François Bayrou sollicite la confiance des députés sur la situation financière du pays lundi 8 septembre, en convoquant l’article 49-1 de la Constitution. Cette journée met en jeu son avenir politique à l’Assemblée nationale. Voici la manière dont elle va se dérouler.
Ce lundi, le Premier ministre joue sa survie à Matignon. Le 25 août dernier, lors d’une conférence de rentrée, François Bayrou convoquait, par l’intermédiaire de l’article 49-1 de la Constitution, l’Assemblée nationale en session extraordinaire le 8 septembre.
Son objectif est d’«engager la responsabilité du gouvernement sur une déclaration de politique générale» quant à son plan d’économies budgétaires pour la France.
Une initiative en réaction aux nombreuses ripostes à son projet d’«effort» budgétaire, coiffé à près de 44 milliards d’euros de réduction du déficit public du pays. Il risque d’être désavoué par les députés. À quelques heures du jour de vérité, découvrez les différentes étapes de la séance.
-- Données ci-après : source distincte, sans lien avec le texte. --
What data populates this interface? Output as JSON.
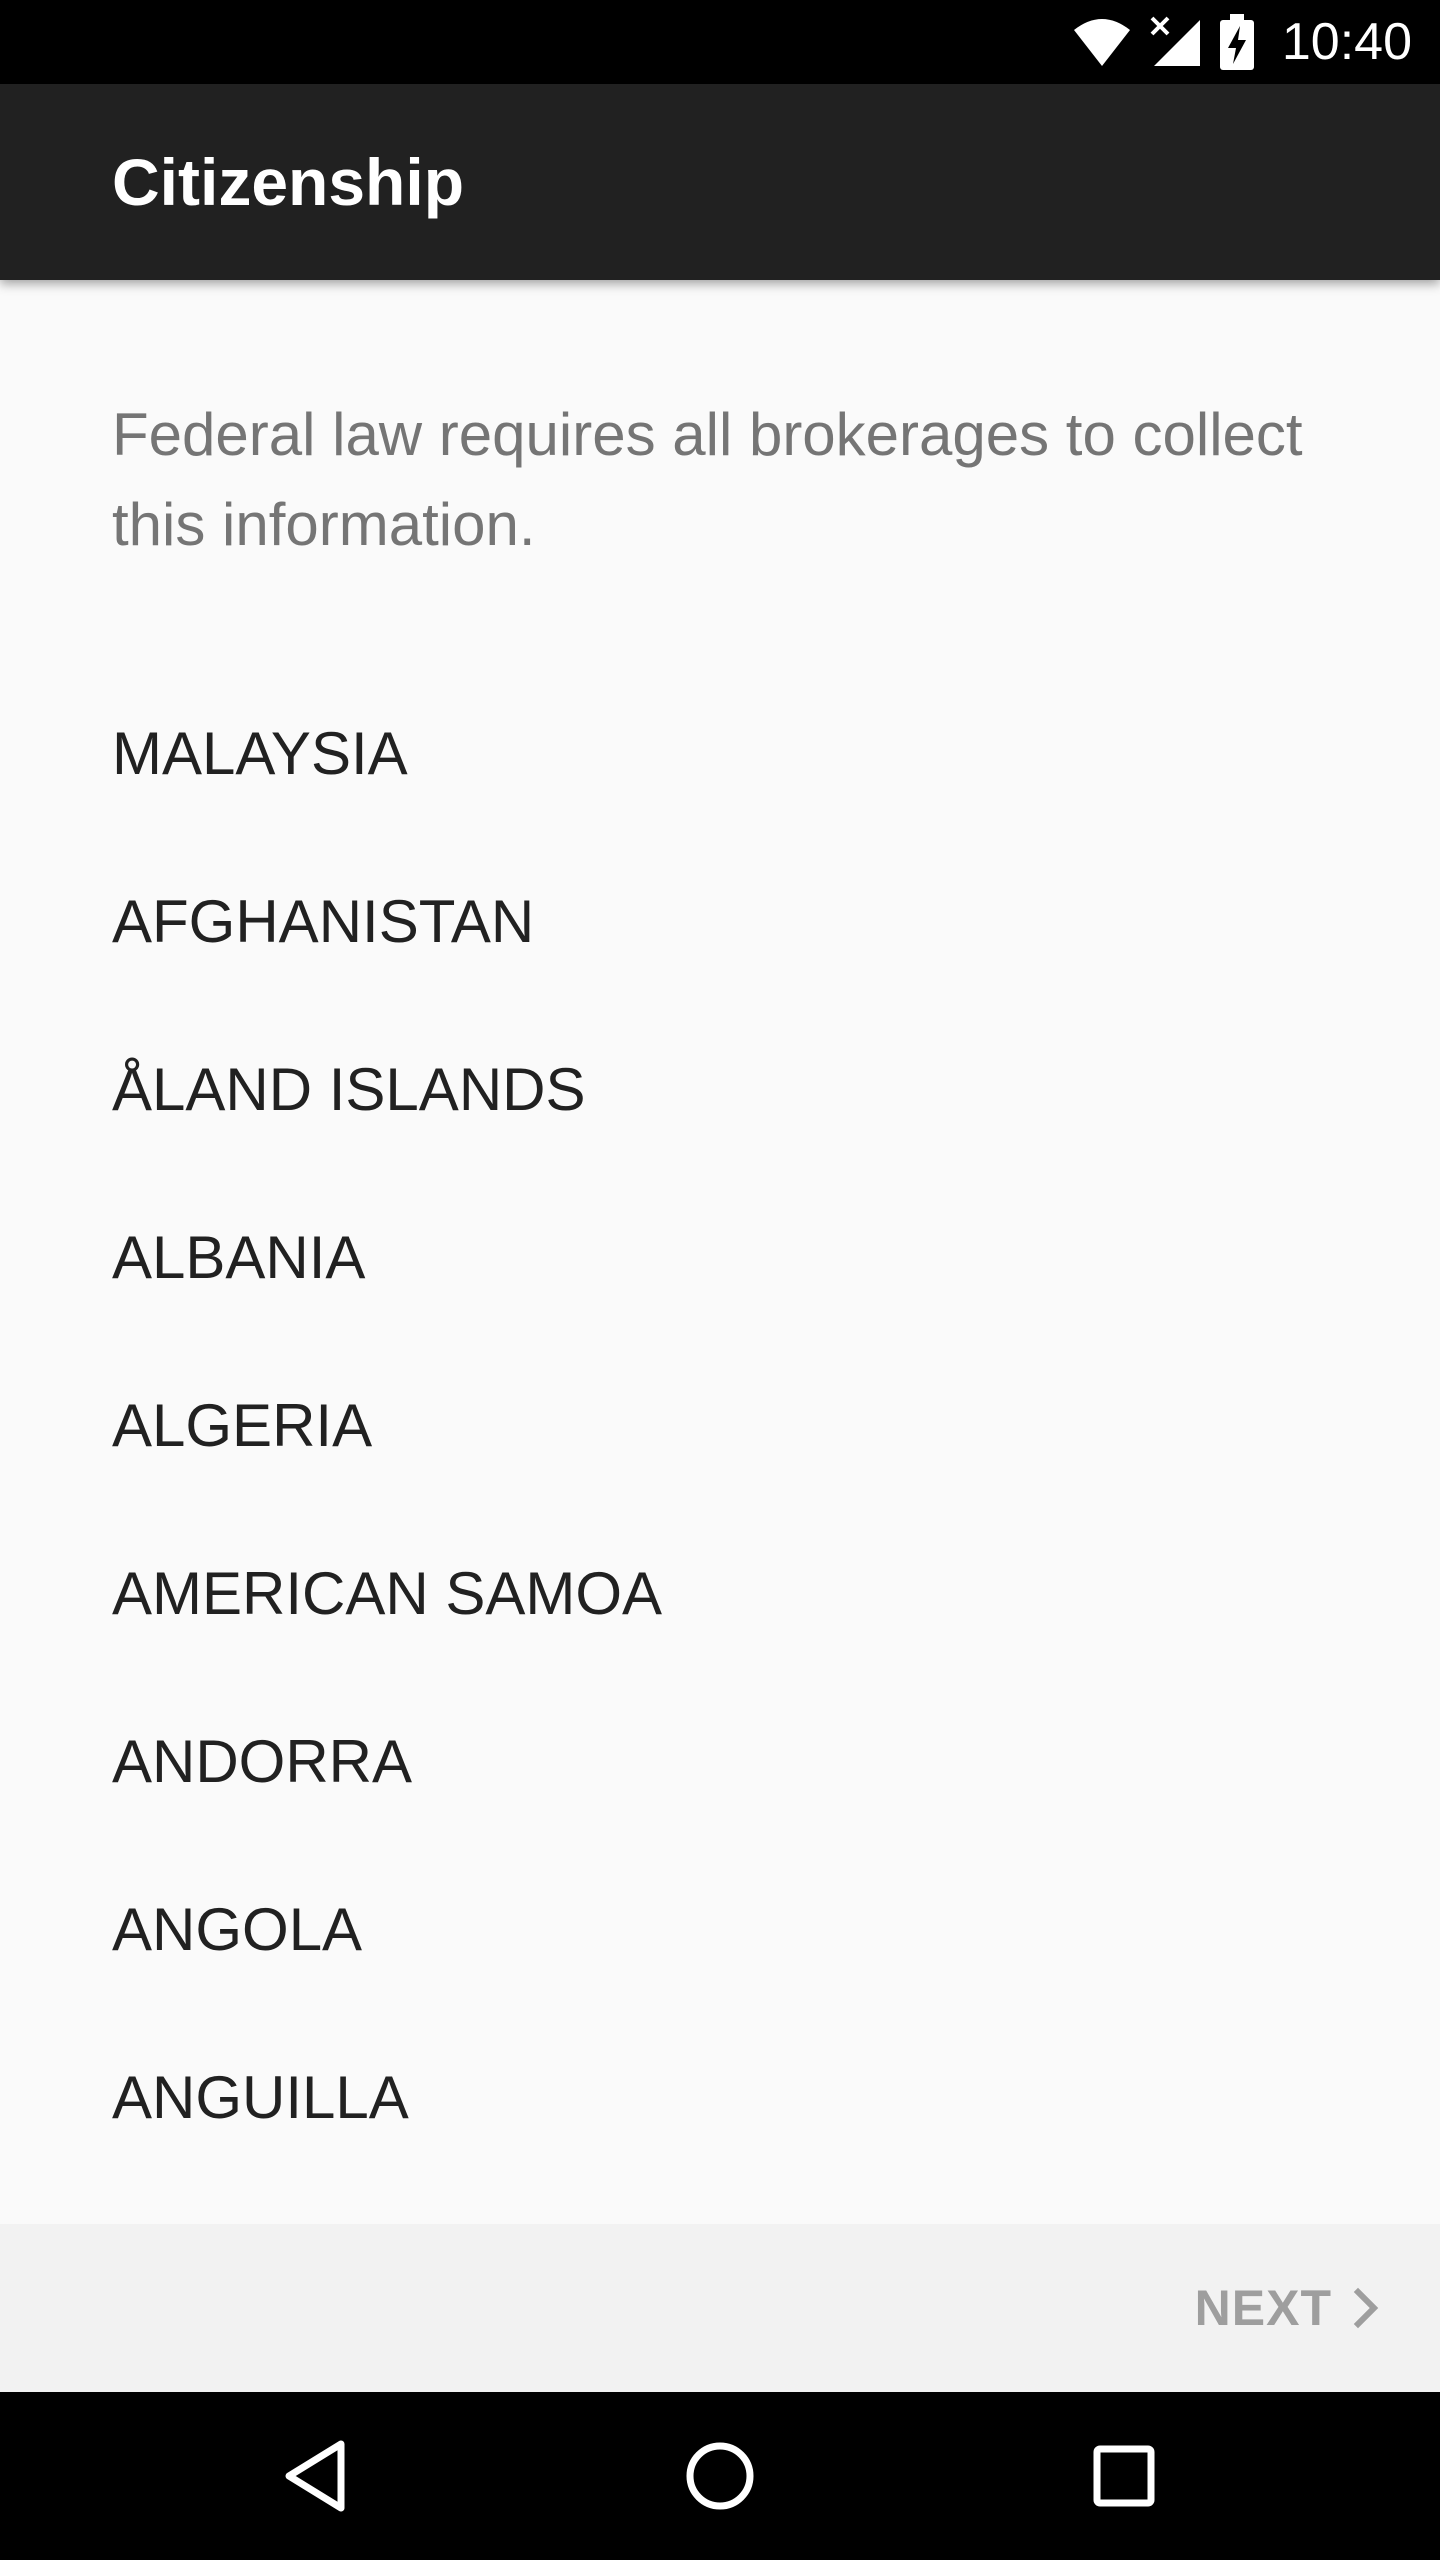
{
  "status_bar": {
    "time": "10:40",
    "icons": [
      "wifi-icon",
      "signal-icon",
      "battery-charging-icon"
    ]
  },
  "app_bar": {
    "title": "Citizenship"
  },
  "description": "Federal law requires all brokerages to collect this information.",
  "countries": [
    "MALAYSIA",
    "AFGHANISTAN",
    "ÅLAND ISLANDS",
    "ALBANIA",
    "ALGERIA",
    "AMERICAN SAMOA",
    "ANDORRA",
    "ANGOLA",
    "ANGUILLA"
  ],
  "footer": {
    "next_label": "NEXT",
    "next_icon": "chevron-right-icon"
  },
  "nav_bar": {
    "buttons": [
      "back-icon",
      "home-icon",
      "recents-icon"
    ]
  },
  "colors": {
    "app_bar": "#212121",
    "background": "#fafafa",
    "description_text": "#757575",
    "list_text": "#212121",
    "footer_background": "#f2f2f2",
    "next_disabled": "#9e9e9e"
  }
}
15 h : François Bayrou monte à la tribune de l’Assemblée
C’est à 15h que le Premier ministre va s’adresser aux députés, pour ce qui pourrait être sa dernière allocution en tant que Premier ministre. Après avoir appelé au 42e vote de confiance de la Ve République, il présentera, sans limite de temps pour s’exprimer, son plan pour les finances publiques.
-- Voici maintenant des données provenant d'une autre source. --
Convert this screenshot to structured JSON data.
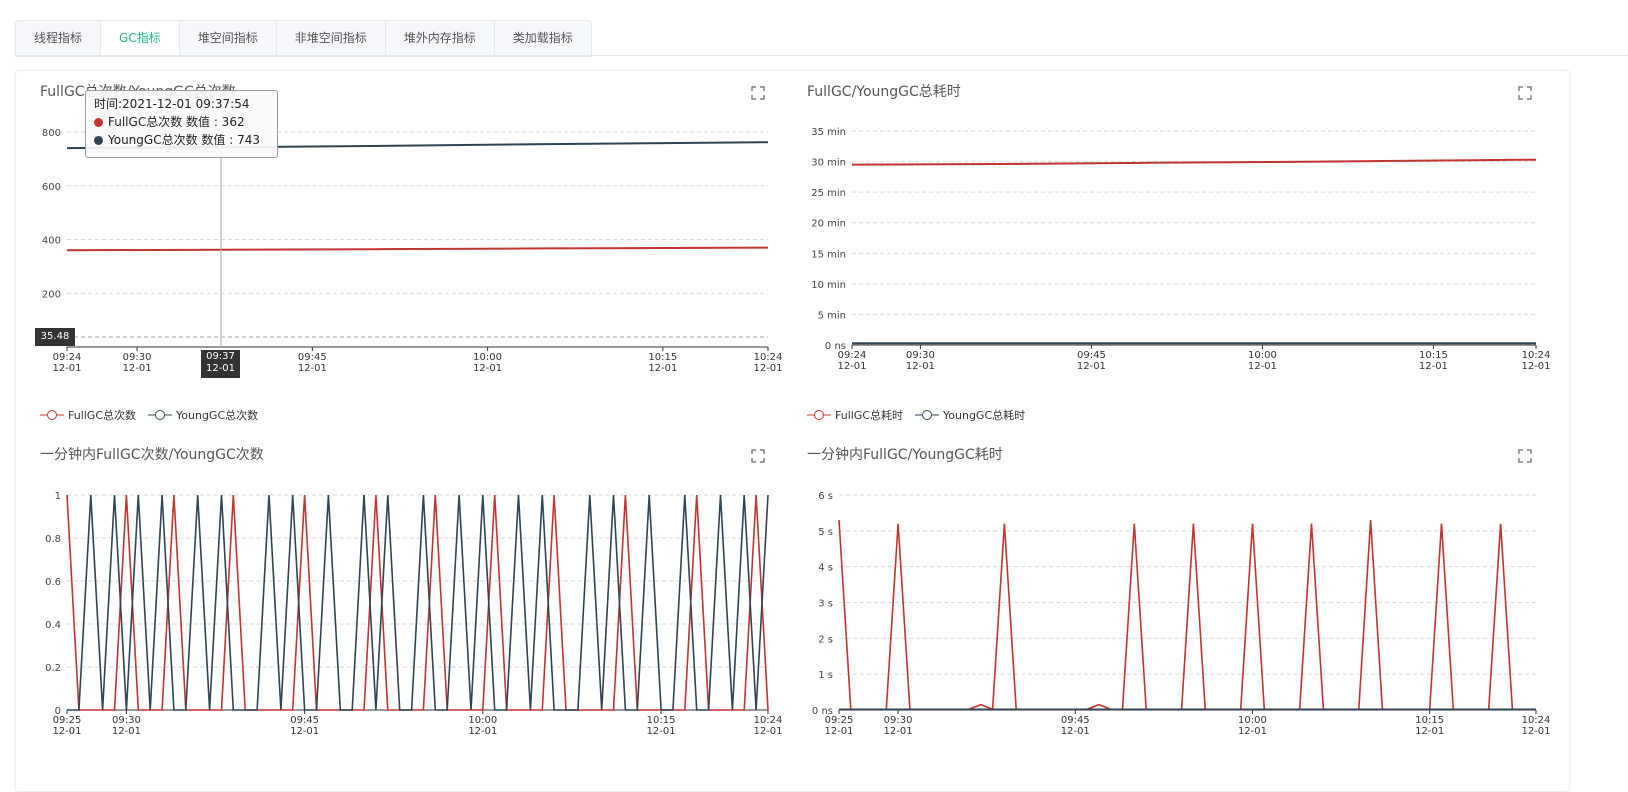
{
  "tabs": [
    {
      "label": "线程指标"
    },
    {
      "label": "GC指标",
      "active": true
    },
    {
      "label": "堆空间指标"
    },
    {
      "label": "非堆空间指标"
    },
    {
      "label": "堆外内存指标"
    },
    {
      "label": "类加载指标"
    }
  ],
  "colors": {
    "full": "#c23531",
    "young": "#2f4554",
    "accent": "#1fb888",
    "grid": "#d9d9d9"
  },
  "icons": {
    "expand": "fullscreen-expand-icon"
  },
  "tooltip": {
    "time": "时间:2021-12-01 09:37:54",
    "full": "FullGC总次数 数值 : 362",
    "young": "YoungGC总次数 数值 : 743",
    "x_label_time": "09:37",
    "x_label_date": "12-01",
    "y_label": "35.48"
  },
  "chart_data": [
    {
      "id": "tl",
      "type": "line",
      "title": "FullGC总次数/YoungGC总次数",
      "ylim": [
        0,
        800
      ],
      "yticks": [
        {
          "v": 0,
          "label": ""
        },
        {
          "v": 200,
          "label": "200"
        },
        {
          "v": 400,
          "label": "400"
        },
        {
          "v": 600,
          "label": "600"
        },
        {
          "v": 800,
          "label": "800"
        }
      ],
      "xlim": [
        "09:24",
        "10:24"
      ],
      "xticks": [
        "09:24",
        "09:30",
        "09:45",
        "10:00",
        "10:15",
        "10:24"
      ],
      "xdate": "12-01",
      "legend": [
        "FullGC总次数",
        "YoungGC总次数"
      ],
      "x": [
        "09:24",
        "09:37",
        "09:50",
        "10:05",
        "10:24"
      ],
      "series": [
        {
          "name": "FullGC总次数",
          "values": [
            360,
            362,
            364,
            367,
            370
          ]
        },
        {
          "name": "YoungGC总次数",
          "values": [
            740,
            743,
            748,
            755,
            762
          ]
        }
      ]
    },
    {
      "id": "tr",
      "type": "line",
      "title": "FullGC/YoungGC总耗时",
      "ylim": [
        0,
        35
      ],
      "yunit": "min",
      "yticks": [
        {
          "v": 0,
          "label": "0 ns"
        },
        {
          "v": 5,
          "label": "5 min"
        },
        {
          "v": 10,
          "label": "10 min"
        },
        {
          "v": 15,
          "label": "15 min"
        },
        {
          "v": 20,
          "label": "20 min"
        },
        {
          "v": 25,
          "label": "25 min"
        },
        {
          "v": 30,
          "label": "30 min"
        },
        {
          "v": 35,
          "label": "35 min"
        }
      ],
      "xlim": [
        "09:24",
        "10:24"
      ],
      "xticks": [
        "09:24",
        "09:30",
        "09:45",
        "10:00",
        "10:15",
        "10:24"
      ],
      "xdate": "12-01",
      "legend": [
        "FullGC总耗时",
        "YoungGC总耗时"
      ],
      "x": [
        "09:24",
        "09:37",
        "09:50",
        "10:05",
        "10:24"
      ],
      "series": [
        {
          "name": "FullGC总耗时",
          "values": [
            29.5,
            29.6,
            29.8,
            30.0,
            30.3
          ]
        },
        {
          "name": "YoungGC总耗时",
          "values": [
            0.3,
            0.3,
            0.3,
            0.3,
            0.3
          ]
        }
      ]
    },
    {
      "id": "bl",
      "type": "line",
      "title": "一分钟内FullGC次数/YoungGC次数",
      "ylim": [
        0,
        1
      ],
      "yticks": [
        {
          "v": 0,
          "label": "0"
        },
        {
          "v": 0.2,
          "label": "0.2"
        },
        {
          "v": 0.4,
          "label": "0.4"
        },
        {
          "v": 0.6,
          "label": "0.6"
        },
        {
          "v": 0.8,
          "label": "0.8"
        },
        {
          "v": 1,
          "label": "1"
        }
      ],
      "xlim": [
        "09:25",
        "10:24"
      ],
      "xticks": [
        "09:25",
        "09:30",
        "09:45",
        "10:00",
        "10:15",
        "10:24"
      ],
      "xdate": "12-01",
      "x_start": "09:25",
      "x_interval_min": 1,
      "series": [
        {
          "name": "FullGC次数",
          "values": [
            1,
            0,
            0,
            0,
            0,
            1,
            0,
            0,
            0,
            1,
            0,
            0,
            0,
            0,
            1,
            0,
            0,
            0,
            0,
            0,
            1,
            0,
            0,
            0,
            0,
            0,
            1,
            0,
            0,
            0,
            0,
            1,
            0,
            0,
            0,
            0,
            1,
            0,
            0,
            0,
            0,
            1,
            0,
            0,
            0,
            0,
            0,
            1,
            0,
            0,
            0,
            0,
            0,
            1,
            0,
            0,
            0,
            0,
            1,
            0
          ]
        },
        {
          "name": "YoungGC次数",
          "values": [
            0,
            0,
            1,
            0,
            1,
            0,
            1,
            0,
            1,
            0,
            0,
            1,
            0,
            1,
            0,
            0,
            0,
            1,
            0,
            1,
            0,
            0,
            1,
            0,
            0,
            1,
            0,
            1,
            0,
            0,
            1,
            0,
            0,
            1,
            0,
            1,
            0,
            0,
            1,
            0,
            1,
            0,
            0,
            0,
            1,
            0,
            1,
            0,
            0,
            1,
            0,
            0,
            1,
            0,
            0,
            1,
            0,
            1,
            0,
            1
          ]
        }
      ]
    },
    {
      "id": "br",
      "type": "line",
      "title": "一分钟内FullGC/YoungGC耗时",
      "ylim": [
        0,
        6
      ],
      "yunit": "s",
      "yticks": [
        {
          "v": 0,
          "label": "0 ns"
        },
        {
          "v": 1,
          "label": "1 s"
        },
        {
          "v": 2,
          "label": "2 s"
        },
        {
          "v": 3,
          "label": "3 s"
        },
        {
          "v": 4,
          "label": "4 s"
        },
        {
          "v": 5,
          "label": "5 s"
        },
        {
          "v": 6,
          "label": "6 s"
        }
      ],
      "xlim": [
        "09:25",
        "10:24"
      ],
      "xticks": [
        "09:25",
        "09:30",
        "09:45",
        "10:00",
        "10:15",
        "10:24"
      ],
      "xdate": "12-01",
      "x_start": "09:25",
      "x_interval_min": 1,
      "series": [
        {
          "name": "FullGC耗时",
          "values": [
            5.3,
            0.02,
            0.02,
            0.02,
            0.02,
            5.2,
            0.02,
            0.02,
            0.02,
            0.02,
            0.02,
            0.02,
            0.15,
            0.02,
            5.2,
            0.02,
            0.02,
            0.02,
            0.02,
            0.02,
            0.02,
            0.02,
            0.15,
            0.02,
            0.02,
            5.2,
            0.02,
            0.02,
            0.02,
            0.02,
            5.2,
            0.02,
            0.02,
            0.02,
            0.02,
            5.2,
            0.02,
            0.02,
            0.02,
            0.02,
            5.2,
            0.02,
            0.02,
            0.02,
            0.02,
            5.3,
            0.02,
            0.02,
            0.02,
            0.02,
            0.02,
            5.2,
            0.02,
            0.02,
            0.02,
            0.02,
            5.2,
            0.02,
            0.02,
            0.02
          ]
        },
        {
          "name": "YoungGC耗时",
          "values": [
            0.02,
            0.02,
            0.02,
            0.02,
            0.02,
            0.02,
            0.02,
            0.02,
            0.02,
            0.02,
            0.02,
            0.02,
            0.02,
            0.02,
            0.02,
            0.02,
            0.02,
            0.02,
            0.02,
            0.02,
            0.02,
            0.02,
            0.02,
            0.02,
            0.02,
            0.02,
            0.02,
            0.02,
            0.02,
            0.02,
            0.02,
            0.02,
            0.02,
            0.02,
            0.02,
            0.02,
            0.02,
            0.02,
            0.02,
            0.02,
            0.02,
            0.02,
            0.02,
            0.02,
            0.02,
            0.02,
            0.02,
            0.02,
            0.02,
            0.02,
            0.02,
            0.02,
            0.02,
            0.02,
            0.02,
            0.02,
            0.02,
            0.02,
            0.02,
            0.02
          ]
        }
      ]
    }
  ]
}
Quelques jours avant le vote de confiance, le Premier ministre a consulté les chefs des partis politiques représentés au Parlement, afin de défendre sa trajectoire budgétaire.
Le secrétaire général du parti Renaissance, Gabriel Attal, les responsables du RN, le chef de file des députés Les Républicains Laurent Wauquiez ou encore le président de Place publique, Raphaël Glucksmann se sont présentés à Matignon. Mais tous n’ont pas assuré le chef du gouvernement de leur vote.
À quatre jours du scrutin, François Bayrou défendait sur France 2 un gouvernement qui «pour une fois» ne se «défile» pas face à la nécessité de redresser les finances publiques, indiquant sa volonté de se battre pour le de son effort budgétaire «jusqu’à la dernière minute».
L’analyse des députés
À l’issue de la déclaration de François Bayrou, un orateur de chaque groupe politique le confrontera à sa proposition. Le député des Landes Boris Vallaud a été choisi pour incarner le PS, le RN sera représenté par la présidente de ses députés, Marine Le Pen, tandis que les macronistes seront portés par la voix de l’ex-Premier ministre Gabriel Attal.
François Bayrou leur accordera une dernière réponse. Les députés se retireront ensuite pour débattre une trentaine de minutes dans les salons voisins de l’Hémicycle et décider de leur vote, avec possibilité de déléguer leur suffrage.
Pour ? Contre ? Abstention ?
À l’issue de ces échanges, les parlementaires devront se prononcer sur l’opportunité de maintenir ou non le gouvernement en place. «Faites-vous confiance au gouvernement de François Bayrou pour conduire la politique de la nation ?», vont-ils tenter de trancher.
Trois réponses s’offrent aux députés : accorder leur confiance, s’abstenir ou refuser la confiance. Pour survivre, le gouvernement doit obtenir la majorité des votes exprimés. S’il échoue, il doit démissionner. Le scrutin peut donc signer la chute de François Bayrou.
19h : annonce du résultat
Le résultat du vote est attendu aux alentours de 19h et les perspectives politiques s’enchaîneront en fonction, mais l’issue du scrutin n’a rien d’imprévisible. En effet, si François Bayrou a multiplié les apparitions médiatiques pour susciter la confiance d’un maximum d’alliés, sa chute paraît probable. Un camouflet pour la Ve République, qui s’apprête peut-être à (re)vivre une séquence politique historique.